So that’s it, eh? All over. Half of Scotland relieved and half with broken dreams. Well, slightly more than half and slightly less than half respectively. It’s strange though – even though I believe the vote went the right way for Scotland and the UK – I don’t feel particularly like celebrating. Why?
Firstly, it was scary. It was edge-of-seat stuff at some stages – if maybe not as near the edge as the media was making out, such was their need to avoid the accusation of appearing one-sided or partisan. Or perhaps they were trying to make it seem more neck-and-neck in order to ratchet up the tension. Either way – they’re still being accused of bias. Sometimes you just can’t win, eh?
Secondly, it’s incredibly sad. Seeing tearful yes supporters today doesn’t make me feel good.

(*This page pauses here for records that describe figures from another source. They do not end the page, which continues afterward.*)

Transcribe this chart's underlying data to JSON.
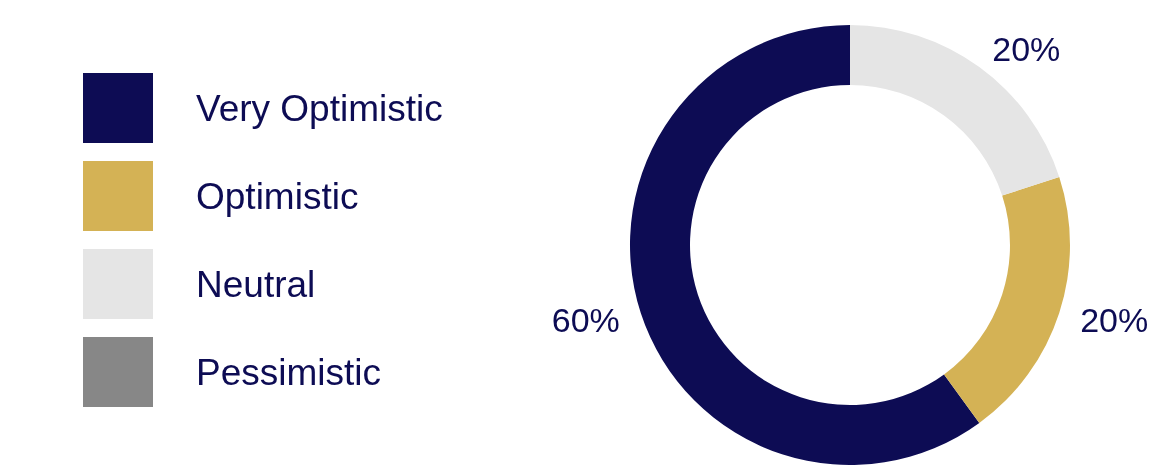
{
  "chart_data": {
    "type": "donut",
    "categories": [
      "Very Optimistic",
      "Optimistic",
      "Neutral",
      "Pessimistic"
    ],
    "values": [
      60,
      20,
      20,
      0
    ],
    "colors": [
      "#0d0c54",
      "#d4b255",
      "#e5e5e5",
      "#878787"
    ],
    "value_labels": [
      "60%",
      "20%",
      "20%",
      null
    ],
    "legend": "left"
  }
}
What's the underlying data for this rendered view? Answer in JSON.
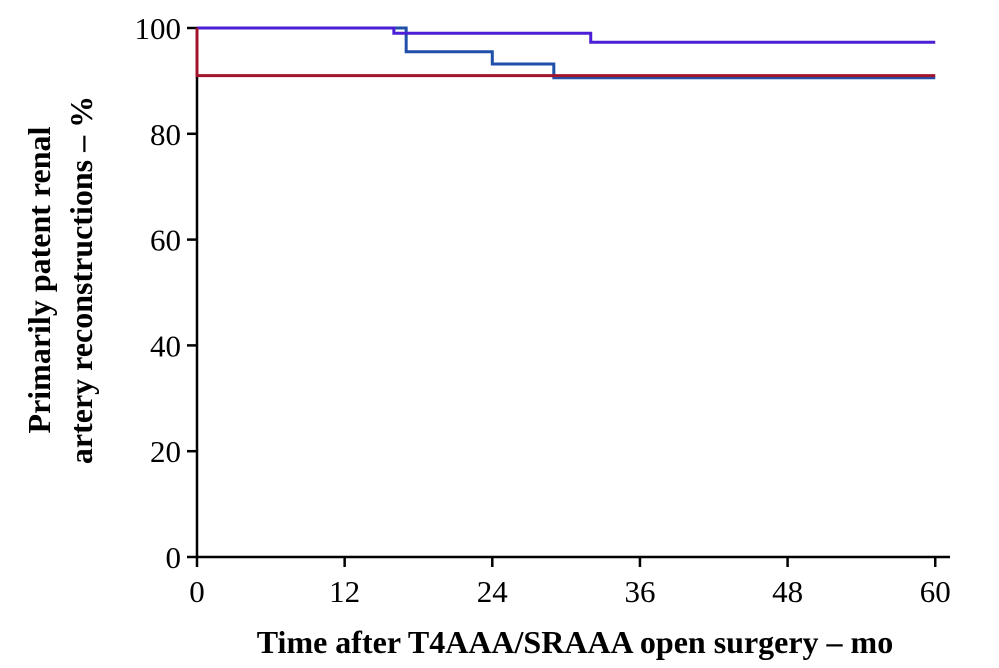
{
  "chart_data": {
    "type": "line",
    "step": "post",
    "xlabel": "Time after T4AAA/SRAAA open surgery – mo",
    "ylabel": [
      "Primarily patent renal",
      "artery reconstructions – %"
    ],
    "xlim": [
      0,
      61.2
    ],
    "xticks": [
      0,
      12,
      24,
      36,
      48,
      60
    ],
    "ylim": [
      0,
      100
    ],
    "yticks": [
      0,
      20,
      40,
      60,
      80,
      100
    ],
    "series": [
      {
        "color": "#1f4fa8",
        "x": [
          0,
          17,
          24,
          29,
          60
        ],
        "values": [
          100,
          95.5,
          93.2,
          90.6,
          90.6
        ]
      },
      {
        "color": "#4b1fd6",
        "x": [
          0,
          16,
          32,
          60
        ],
        "values": [
          100,
          99,
          97.3,
          97.3
        ]
      },
      {
        "color": "#a3142c",
        "x": [
          0,
          0,
          60
        ],
        "values": [
          100,
          91,
          91
        ]
      }
    ]
  }
}
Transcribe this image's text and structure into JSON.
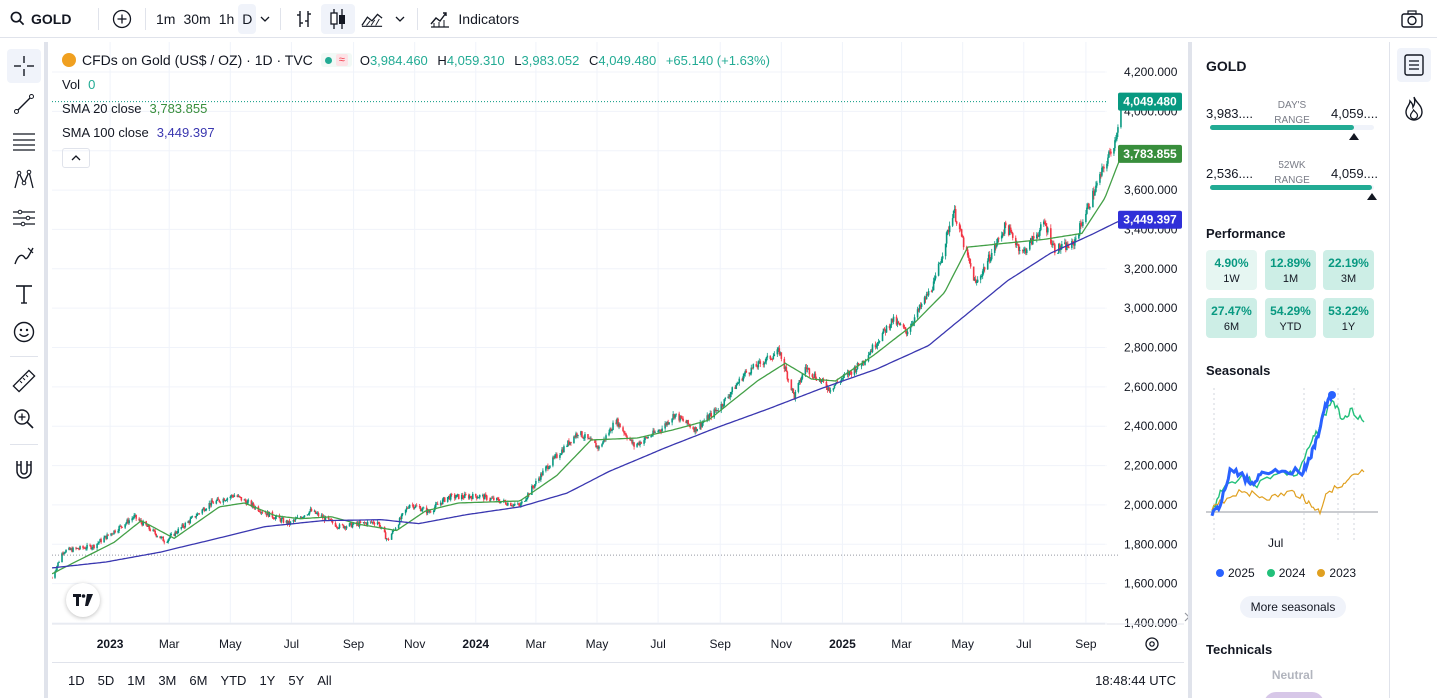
{
  "toolbar": {
    "symbol": "GOLD",
    "intervals": [
      "1m",
      "30m",
      "1h",
      "D"
    ],
    "active_interval": "D",
    "indicators_label": "Indicators"
  },
  "legend": {
    "title": "CFDs on Gold (US$ / OZ) · 1D · TVC",
    "open_label": "O",
    "open": "3,984.460",
    "high_label": "H",
    "high": "4,059.310",
    "low_label": "L",
    "low": "3,983.052",
    "close_label": "C",
    "close": "4,049.480",
    "change": "+65.140 (+1.63%)",
    "wave_icon": "≈",
    "vol_label": "Vol",
    "vol_value": "0",
    "sma20_label": "SMA 20 close",
    "sma20_value": "3,783.855",
    "sma100_label": "SMA 100 close",
    "sma100_value": "3,449.397"
  },
  "chart_data": {
    "type": "candlestick",
    "symbol": "GOLD",
    "interval": "1D",
    "y_ticks": [
      "4,200.000",
      "4,000.000",
      "3,800.000",
      "3,600.000",
      "3,400.000",
      "3,200.000",
      "3,000.000",
      "2,800.000",
      "2,600.000",
      "2,400.000",
      "2,200.000",
      "2,000.000",
      "1,800.000",
      "1,600.000",
      "1,400.000"
    ],
    "ylim": [
      1400,
      4200
    ],
    "x_ticks": [
      "2023",
      "Mar",
      "May",
      "Jul",
      "Sep",
      "Nov",
      "2024",
      "Mar",
      "May",
      "Jul",
      "Sep",
      "Nov",
      "2025",
      "Mar",
      "May",
      "Jul",
      "Sep"
    ],
    "x_tick_dates": [
      "2023-01-01",
      "2023-03-01",
      "2023-05-01",
      "2023-07-01",
      "2023-09-01",
      "2023-11-01",
      "2024-01-01",
      "2024-03-01",
      "2024-05-01",
      "2024-07-01",
      "2024-09-01",
      "2024-11-01",
      "2025-01-01",
      "2025-03-01",
      "2025-05-01",
      "2025-07-01",
      "2025-09-01"
    ],
    "x_range": [
      "2022-11-04",
      "2025-11-02"
    ],
    "price_path": [
      {
        "date": "2022-11-04",
        "price": 1630
      },
      {
        "date": "2022-11-15",
        "price": 1765
      },
      {
        "date": "2022-12-15",
        "price": 1790
      },
      {
        "date": "2023-01-25",
        "price": 1940
      },
      {
        "date": "2023-02-25",
        "price": 1815
      },
      {
        "date": "2023-04-10",
        "price": 2005
      },
      {
        "date": "2023-05-05",
        "price": 2050
      },
      {
        "date": "2023-06-05",
        "price": 1960
      },
      {
        "date": "2023-06-29",
        "price": 1905
      },
      {
        "date": "2023-07-20",
        "price": 1970
      },
      {
        "date": "2023-08-18",
        "price": 1890
      },
      {
        "date": "2023-09-25",
        "price": 1915
      },
      {
        "date": "2023-10-05",
        "price": 1820
      },
      {
        "date": "2023-10-27",
        "price": 2005
      },
      {
        "date": "2023-11-15",
        "price": 1965
      },
      {
        "date": "2023-12-04",
        "price": 2040
      },
      {
        "date": "2024-01-05",
        "price": 2045
      },
      {
        "date": "2024-02-14",
        "price": 1995
      },
      {
        "date": "2024-03-10",
        "price": 2180
      },
      {
        "date": "2024-04-12",
        "price": 2370
      },
      {
        "date": "2024-05-03",
        "price": 2290
      },
      {
        "date": "2024-05-20",
        "price": 2430
      },
      {
        "date": "2024-06-07",
        "price": 2300
      },
      {
        "date": "2024-07-05",
        "price": 2390
      },
      {
        "date": "2024-07-17",
        "price": 2460
      },
      {
        "date": "2024-08-07",
        "price": 2385
      },
      {
        "date": "2024-09-01",
        "price": 2500
      },
      {
        "date": "2024-09-26",
        "price": 2670
      },
      {
        "date": "2024-10-30",
        "price": 2780
      },
      {
        "date": "2024-11-14",
        "price": 2550
      },
      {
        "date": "2024-11-25",
        "price": 2700
      },
      {
        "date": "2024-12-19",
        "price": 2590
      },
      {
        "date": "2025-01-20",
        "price": 2720
      },
      {
        "date": "2025-02-20",
        "price": 2940
      },
      {
        "date": "2025-03-06",
        "price": 2880
      },
      {
        "date": "2025-04-03",
        "price": 3130
      },
      {
        "date": "2025-04-22",
        "price": 3500
      },
      {
        "date": "2025-05-14",
        "price": 3120
      },
      {
        "date": "2025-06-13",
        "price": 3420
      },
      {
        "date": "2025-06-30",
        "price": 3280
      },
      {
        "date": "2025-07-22",
        "price": 3430
      },
      {
        "date": "2025-08-01",
        "price": 3300
      },
      {
        "date": "2025-08-19",
        "price": 3320
      },
      {
        "date": "2025-09-02",
        "price": 3500
      },
      {
        "date": "2025-09-17",
        "price": 3690
      },
      {
        "date": "2025-09-30",
        "price": 3850
      },
      {
        "date": "2025-10-07",
        "price": 4049.48
      }
    ],
    "sma20_path": [
      {
        "date": "2022-11-04",
        "price": 1650
      },
      {
        "date": "2023-01-05",
        "price": 1810
      },
      {
        "date": "2023-02-01",
        "price": 1920
      },
      {
        "date": "2023-03-06",
        "price": 1830
      },
      {
        "date": "2023-04-20",
        "price": 1990
      },
      {
        "date": "2023-05-15",
        "price": 2010
      },
      {
        "date": "2023-06-15",
        "price": 1945
      },
      {
        "date": "2023-07-10",
        "price": 1930
      },
      {
        "date": "2023-08-10",
        "price": 1940
      },
      {
        "date": "2023-09-08",
        "price": 1900
      },
      {
        "date": "2023-10-14",
        "price": 1870
      },
      {
        "date": "2023-11-12",
        "price": 1970
      },
      {
        "date": "2023-12-15",
        "price": 2010
      },
      {
        "date": "2024-02-14",
        "price": 2020
      },
      {
        "date": "2024-03-22",
        "price": 2150
      },
      {
        "date": "2024-04-25",
        "price": 2330
      },
      {
        "date": "2024-06-10",
        "price": 2340
      },
      {
        "date": "2024-07-15",
        "price": 2380
      },
      {
        "date": "2024-08-20",
        "price": 2430
      },
      {
        "date": "2024-10-08",
        "price": 2630
      },
      {
        "date": "2024-11-05",
        "price": 2720
      },
      {
        "date": "2024-12-01",
        "price": 2640
      },
      {
        "date": "2024-12-25",
        "price": 2630
      },
      {
        "date": "2025-02-01",
        "price": 2760
      },
      {
        "date": "2025-03-11",
        "price": 2910
      },
      {
        "date": "2025-04-13",
        "price": 3080
      },
      {
        "date": "2025-05-06",
        "price": 3310
      },
      {
        "date": "2025-06-13",
        "price": 3330
      },
      {
        "date": "2025-07-22",
        "price": 3350
      },
      {
        "date": "2025-08-28",
        "price": 3380
      },
      {
        "date": "2025-09-20",
        "price": 3560
      },
      {
        "date": "2025-10-07",
        "price": 3783.855
      }
    ],
    "sma100_path": [
      {
        "date": "2022-11-04",
        "price": 1680
      },
      {
        "date": "2022-12-28",
        "price": 1710
      },
      {
        "date": "2023-02-20",
        "price": 1760
      },
      {
        "date": "2023-04-10",
        "price": 1820
      },
      {
        "date": "2023-06-05",
        "price": 1890
      },
      {
        "date": "2023-08-01",
        "price": 1920
      },
      {
        "date": "2023-09-29",
        "price": 1925
      },
      {
        "date": "2023-11-05",
        "price": 1905
      },
      {
        "date": "2023-12-22",
        "price": 1950
      },
      {
        "date": "2024-02-14",
        "price": 1990
      },
      {
        "date": "2024-04-01",
        "price": 2060
      },
      {
        "date": "2024-05-13",
        "price": 2170
      },
      {
        "date": "2024-07-08",
        "price": 2290
      },
      {
        "date": "2024-08-27",
        "price": 2390
      },
      {
        "date": "2024-10-20",
        "price": 2490
      },
      {
        "date": "2024-12-10",
        "price": 2590
      },
      {
        "date": "2025-02-04",
        "price": 2690
      },
      {
        "date": "2025-03-28",
        "price": 2810
      },
      {
        "date": "2025-05-10",
        "price": 2990
      },
      {
        "date": "2025-06-15",
        "price": 3140
      },
      {
        "date": "2025-07-28",
        "price": 3280
      },
      {
        "date": "2025-09-05",
        "price": 3370
      },
      {
        "date": "2025-10-07",
        "price": 3449.397
      }
    ],
    "price_labels": [
      {
        "value": 4049.48,
        "text": "4,049.480",
        "color": "#089981"
      },
      {
        "value": 3783.855,
        "text": "3,783.855",
        "color": "#388e3c"
      },
      {
        "value": 3449.397,
        "text": "3,449.397",
        "color": "#3030d8"
      }
    ],
    "series_colors": {
      "up": "#089981",
      "down": "#f23645",
      "sma20": "#43a047",
      "sma100": "#3a37b0"
    },
    "grid": true
  },
  "bottombar": {
    "ranges": [
      "1D",
      "5D",
      "1M",
      "3M",
      "6M",
      "YTD",
      "1Y",
      "5Y",
      "All"
    ],
    "clock": "18:48:44 UTC"
  },
  "rightpanel": {
    "title": "GOLD",
    "days_range": {
      "low": "3,983....",
      "label_line1": "DAY'S",
      "label_line2": "RANGE",
      "high": "4,059....",
      "position": 0.88
    },
    "wk52_range": {
      "low": "2,536....",
      "label_line1": "52WK",
      "label_line2": "RANGE",
      "high": "4,059....",
      "position": 0.99
    },
    "performance_title": "Performance",
    "performance": [
      {
        "value": "4.90%",
        "label": "1W"
      },
      {
        "value": "12.89%",
        "label": "1M"
      },
      {
        "value": "22.19%",
        "label": "3M"
      },
      {
        "value": "27.47%",
        "label": "6M"
      },
      {
        "value": "54.29%",
        "label": "YTD"
      },
      {
        "value": "53.22%",
        "label": "1Y"
      }
    ],
    "seasonals_title": "Seasonals",
    "seasonals_axis_label": "Jul",
    "seasonals_legend": [
      {
        "year": "2025",
        "color": "#2962ff"
      },
      {
        "year": "2024",
        "color": "#22c07a"
      },
      {
        "year": "2023",
        "color": "#e0a020"
      }
    ],
    "more_seasonals": "More seasonals",
    "technicals_title": "Technicals",
    "technicals_value": "Neutral"
  }
}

One of the reasons I was ‘no thanks’ is because I have a deep distrust of nationalism – whatever country, colour, shape or form – it’s divisive, nasty and the oldest trick in the book to exploit people who feel themselves dispossessed. And when the ‘who’s the more patriotic?’ thing started – that was a low point. Plus the whole celebrity-endorsement-industry when applied to something this important is ridiculously redundant and is something that has to die a natural death.
Reasons to be proud though – the turnout was a record-busting 84.5% and people who had never voted before did so. And – even with a minority of muppets misbehaving – the whole thing was carried out fairly and largely corruption-free.
The next few weeks are going to be crunch-time. All parties have to work together and Westminster has to deliver. The biggest message however is that Scottish Labour has to get real and engage with their core voters again. They can’t – and mustn’t – be allowed to bumble along and only visit the housing estates and areas of deprivation when they’re looking for votes. When it comes to promises they can’t forget because the people won’t.